Dans la situation actuelle de pandémie du coronavirus, IDN est contraint de suspendre toutes ses activités impliquant des rencontres et des rassemblements. Ainsi les projections de films et vidéos suivies de discussions à Paris, Lyon, Bordeaux ont été annulées. De même, la conférence internationale sur le thème du climat et des armes nucléaires prévue le 18 juin 2020 a été reportée à la fin de l’année.

Mais cela ne signifie pas que IDN arrête de fonctionner et d’œuvrer pour le désarmement nucléaire, bien au contraire ! Et d’abord pour la simple et bonne raison que cette crise constitue la démonstration de ce pourquoi nous nous battons tous ensemble. En effet, la menace virale que nous connaissons actuellement montre bien l’inanité de l’arme nucléaire pour faire face aux menaces que nous devons et devrons affronter : cyberattaques, dérèglement climatique, terrorisme, conflits intra-étatiques ou hybrides, utilisation non-éthique de l’intelligence artificielle etc…

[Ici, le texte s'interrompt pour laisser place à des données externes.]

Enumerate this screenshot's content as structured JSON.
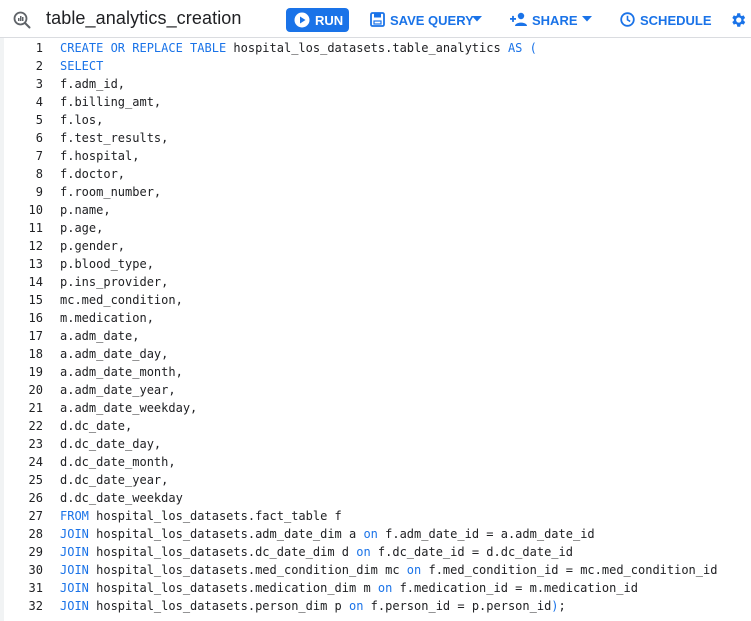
{
  "toolbar": {
    "query_title": "table_analytics_creation",
    "run_label": "RUN",
    "save_label": "SAVE QUERY",
    "share_label": "SHARE",
    "schedule_label": "SCHEDULE",
    "accent_color": "#1a73e8"
  },
  "icons": [
    "query-icon",
    "play-icon",
    "save-icon",
    "chevron-down-icon",
    "add-person-icon",
    "clock-icon",
    "gear-icon"
  ],
  "editor": {
    "lines": [
      {
        "n": "1",
        "t": [
          [
            "kw",
            "CREATE OR REPLACE TABLE"
          ],
          [
            "p",
            " hospital_los_datasets.table_analytics "
          ],
          [
            "kw",
            "AS ("
          ]
        ]
      },
      {
        "n": "2",
        "t": [
          [
            "kw",
            "SELECT"
          ]
        ]
      },
      {
        "n": "3",
        "t": [
          [
            "p",
            "f.adm_id,"
          ]
        ]
      },
      {
        "n": "4",
        "t": [
          [
            "p",
            "f.billing_amt,"
          ]
        ]
      },
      {
        "n": "5",
        "t": [
          [
            "p",
            "f.los,"
          ]
        ]
      },
      {
        "n": "6",
        "t": [
          [
            "p",
            "f.test_results,"
          ]
        ]
      },
      {
        "n": "7",
        "t": [
          [
            "p",
            "f.hospital,"
          ]
        ]
      },
      {
        "n": "8",
        "t": [
          [
            "p",
            "f.doctor,"
          ]
        ]
      },
      {
        "n": "9",
        "t": [
          [
            "p",
            "f.room_number,"
          ]
        ]
      },
      {
        "n": "10",
        "t": [
          [
            "p",
            "p.name,"
          ]
        ]
      },
      {
        "n": "11",
        "t": [
          [
            "p",
            "p.age,"
          ]
        ]
      },
      {
        "n": "12",
        "t": [
          [
            "p",
            "p.gender,"
          ]
        ]
      },
      {
        "n": "13",
        "t": [
          [
            "p",
            "p.blood_type,"
          ]
        ]
      },
      {
        "n": "14",
        "t": [
          [
            "p",
            "p.ins_provider,"
          ]
        ]
      },
      {
        "n": "15",
        "t": [
          [
            "p",
            "mc.med_condition,"
          ]
        ]
      },
      {
        "n": "16",
        "t": [
          [
            "p",
            "m.medication,"
          ]
        ]
      },
      {
        "n": "17",
        "t": [
          [
            "p",
            "a.adm_date,"
          ]
        ]
      },
      {
        "n": "18",
        "t": [
          [
            "p",
            "a.adm_date_day,"
          ]
        ]
      },
      {
        "n": "19",
        "t": [
          [
            "p",
            "a.adm_date_month,"
          ]
        ]
      },
      {
        "n": "20",
        "t": [
          [
            "p",
            "a.adm_date_year,"
          ]
        ]
      },
      {
        "n": "21",
        "t": [
          [
            "p",
            "a.adm_date_weekday,"
          ]
        ]
      },
      {
        "n": "22",
        "t": [
          [
            "p",
            "d.dc_date,"
          ]
        ]
      },
      {
        "n": "23",
        "t": [
          [
            "p",
            "d.dc_date_day,"
          ]
        ]
      },
      {
        "n": "24",
        "t": [
          [
            "p",
            "d.dc_date_month,"
          ]
        ]
      },
      {
        "n": "25",
        "t": [
          [
            "p",
            "d.dc_date_year,"
          ]
        ]
      },
      {
        "n": "26",
        "t": [
          [
            "p",
            "d.dc_date_weekday"
          ]
        ]
      },
      {
        "n": "27",
        "t": [
          [
            "kw",
            "FROM"
          ],
          [
            "p",
            " hospital_los_datasets.fact_table f"
          ]
        ]
      },
      {
        "n": "28",
        "t": [
          [
            "kw",
            "JOIN"
          ],
          [
            "p",
            " hospital_los_datasets.adm_date_dim a "
          ],
          [
            "kw",
            "on"
          ],
          [
            "p",
            " f.adm_date_id = a.adm_date_id"
          ]
        ]
      },
      {
        "n": "29",
        "t": [
          [
            "kw",
            "JOIN"
          ],
          [
            "p",
            " hospital_los_datasets.dc_date_dim d "
          ],
          [
            "kw",
            "on"
          ],
          [
            "p",
            " f.dc_date_id = d.dc_date_id"
          ]
        ]
      },
      {
        "n": "30",
        "t": [
          [
            "kw",
            "JOIN"
          ],
          [
            "p",
            " hospital_los_datasets.med_condition_dim mc "
          ],
          [
            "kw",
            "on"
          ],
          [
            "p",
            " f.med_condition_id = mc.med_condition_id"
          ]
        ]
      },
      {
        "n": "31",
        "t": [
          [
            "kw",
            "JOIN"
          ],
          [
            "p",
            " hospital_los_datasets.medication_dim m "
          ],
          [
            "kw",
            "on"
          ],
          [
            "p",
            " f.medication_id = m.medication_id"
          ]
        ]
      },
      {
        "n": "32",
        "t": [
          [
            "kw",
            "JOIN"
          ],
          [
            "p",
            " hospital_los_datasets.person_dim p "
          ],
          [
            "kw",
            "on"
          ],
          [
            "p",
            " f.person_id = p.person_id"
          ],
          [
            "kw",
            ")"
          ],
          [
            "p",
            ";"
          ]
        ]
      }
    ]
  }
}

Pour IDN, c’est le moment au contraire d’intensifier notre action. Nous le ferons en utilisant tous les moyens que permettent internet et la numérisation de la communication : newsletter, revue de presse, réseaux sociaux, événements virtuels. Dans ce cadre, nous allons  proposer des débats collectifs en direct, avec ou sans vision préalable d’un film. La Lettre publiée le 26 mars est plus précisément centrée sur la crise actuelle.

Nous vous invitons à nous exprimer vos avis, questions et suggestions sur ces textes et ceux de ce site.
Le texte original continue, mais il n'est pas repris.